- Artist: John Constable
- Year: 1820
- Type: Oil on canvas, landscape painting
- Dimensions: 45.7 cm × 55.3 cm (18.0 in × 21.8 in)
- Location: Victoria and Albert Museum, London;

= Water Meadows near Salisbury =

Painting by John Constable

Water Meadows near Salisbury is an 1820 landscape painting by the British artist John Constable. It features a view of water meadows outside the city of Salisbury in Wiltshire. Constable frequently went to stay at Salisbury with his friend John Fisher, and produced a number of views of the city and its surroundings. Constable intended to display the painting at the Royal Academy Exhibition of 1830 at Somerset House, but when it was assessed by the selection committee they rejected the painting with one member describing it as a "poor thing" and "very green" unaware that it was Constable who had produced it. Although Constable had been elected a full member of the Royal Academy the previous year and was therefore entitled to have all his submitted pictures displayed, he chose to withdrew it perhaps out of a sense of embarrassment.

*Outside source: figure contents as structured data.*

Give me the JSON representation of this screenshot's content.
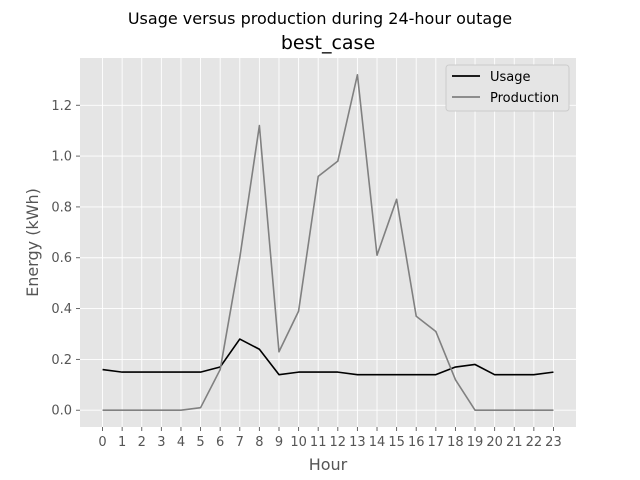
{
  "suptitle": "Usage versus production during 24-hour outage",
  "chart_data": {
    "type": "line",
    "title": "best_case",
    "xlabel": "Hour",
    "ylabel": "Energy (kWh)",
    "x": [
      0,
      1,
      2,
      3,
      4,
      5,
      6,
      7,
      8,
      9,
      10,
      11,
      12,
      13,
      14,
      15,
      16,
      17,
      18,
      19,
      20,
      21,
      22,
      23
    ],
    "xticks": [
      "0",
      "1",
      "2",
      "3",
      "4",
      "5",
      "6",
      "7",
      "8",
      "9",
      "10",
      "11",
      "12",
      "13",
      "14",
      "15",
      "16",
      "17",
      "18",
      "19",
      "20",
      "21",
      "22",
      "23"
    ],
    "yticks": [
      "0.0",
      "0.2",
      "0.4",
      "0.6",
      "0.8",
      "1.0",
      "1.2"
    ],
    "ylim": [
      -0.066,
      1.386
    ],
    "xlim": [
      -1.15,
      24.15
    ],
    "grid": true,
    "legend_position": "top-right",
    "series": [
      {
        "name": "Usage",
        "color": "#000000",
        "values": [
          0.16,
          0.15,
          0.15,
          0.15,
          0.15,
          0.15,
          0.17,
          0.28,
          0.24,
          0.14,
          0.15,
          0.15,
          0.15,
          0.14,
          0.14,
          0.14,
          0.14,
          0.14,
          0.17,
          0.18,
          0.14,
          0.14,
          0.14,
          0.15
        ]
      },
      {
        "name": "Production",
        "color": "#808080",
        "values": [
          0.0,
          0.0,
          0.0,
          0.0,
          0.0,
          0.01,
          0.16,
          0.6,
          1.12,
          0.23,
          0.39,
          0.92,
          0.98,
          1.32,
          0.61,
          0.83,
          0.37,
          0.31,
          0.12,
          0.0,
          0.0,
          0.0,
          0.0,
          0.0
        ]
      }
    ]
  },
  "colors": {
    "plot_background": "#e5e5e5",
    "grid": "#ffffff"
  }
}
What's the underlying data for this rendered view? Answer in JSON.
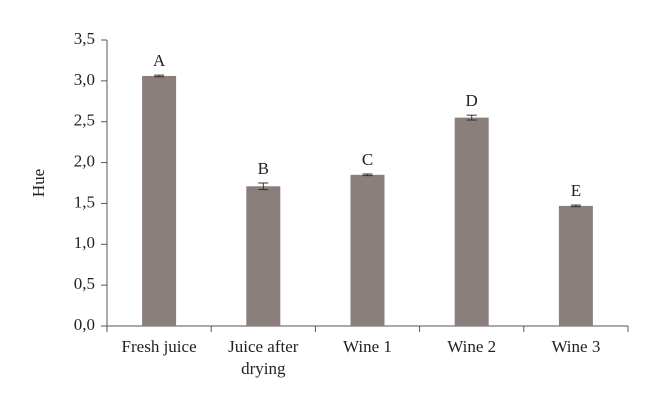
{
  "chart_data": {
    "type": "bar",
    "y_label": "Hue",
    "categories": [
      "Fresh juice",
      "Juice after drying",
      "Wine 1",
      "Wine 2",
      "Wine 3"
    ],
    "values": [
      3.06,
      1.71,
      1.85,
      2.55,
      1.47
    ],
    "errors": [
      0.01,
      0.04,
      0.01,
      0.03,
      0.01
    ],
    "annotations": [
      "A",
      "B",
      "C",
      "D",
      "E"
    ],
    "color": "#8b7f7c",
    "ylim": [
      0,
      3.5
    ],
    "yticks": [
      {
        "value": 0,
        "label": "0,0"
      },
      {
        "value": 0.5,
        "label": "0,5"
      },
      {
        "value": 1,
        "label": "1,0"
      },
      {
        "value": 1.5,
        "label": "1,5"
      },
      {
        "value": 2,
        "label": "2,0"
      },
      {
        "value": 2.5,
        "label": "2,5"
      },
      {
        "value": 3,
        "label": "3,0"
      },
      {
        "value": 3.5,
        "label": "3,5"
      }
    ]
  }
}
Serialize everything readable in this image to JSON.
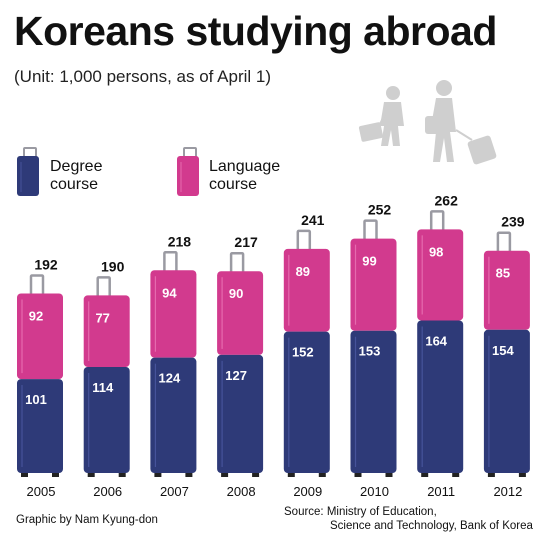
{
  "title": "Koreans studying abroad",
  "subtitle": "(Unit: 1,000 persons, as of April 1)",
  "legend": {
    "degree": [
      "Degree",
      "course"
    ],
    "language": [
      "Language",
      "course"
    ]
  },
  "credit": "Graphic by Nam Kyung-don",
  "source": [
    "Source: Ministry of Education,",
    "Science and Technology, Bank of Korea"
  ],
  "colors": {
    "degree": "#2e3a78",
    "language": "#d23a8e",
    "handle": "#9a9aa2",
    "silhouette": "#cfcfcf"
  },
  "icons": [
    "degree-suitcase-icon",
    "language-suitcase-icon",
    "traveler-man-icon",
    "traveler-woman-icon"
  ],
  "chart_data": {
    "type": "bar",
    "stacked": true,
    "categories": [
      "2005",
      "2006",
      "2007",
      "2008",
      "2009",
      "2010",
      "2011",
      "2012"
    ],
    "series": [
      {
        "name": "Degree course",
        "values": [
          101,
          114,
          124,
          127,
          152,
          153,
          164,
          154
        ]
      },
      {
        "name": "Language course",
        "values": [
          92,
          77,
          94,
          90,
          89,
          99,
          98,
          85
        ]
      }
    ],
    "totals": [
      192,
      190,
      218,
      217,
      241,
      252,
      262,
      239
    ],
    "title": "Koreans studying abroad",
    "xlabel": "",
    "ylabel": "",
    "grid": false
  }
}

It was acquired by the art collector John Sheepshanks who in 1857 included it in the large Sheepshanks Gift to the nation. Today it is in the collection of the Victoria and Albert Museum in South Kensington. It featured in the 2025 exhibition Turner and Constable: Rivals and Originals at the Tate Britain.

==See also==
- List of paintings by John Constable

==Bibliography==
- Bietoletti, Silvestra. Neoclassicism and Romanticism. Sterling Publishing Company, 2009.
- Concannon, Amy (ed.) Turner and Constable: Rivals and Originals. Tate Publishing, 2025
- Reynolds, Graham. Constable's England. Metropolitan Museum of Art, 1983.
- Roe, Sonia. Oil Paintings in Public Ownership in the Victoria and Albert Museum. Public Catalogue Foundation, 2008.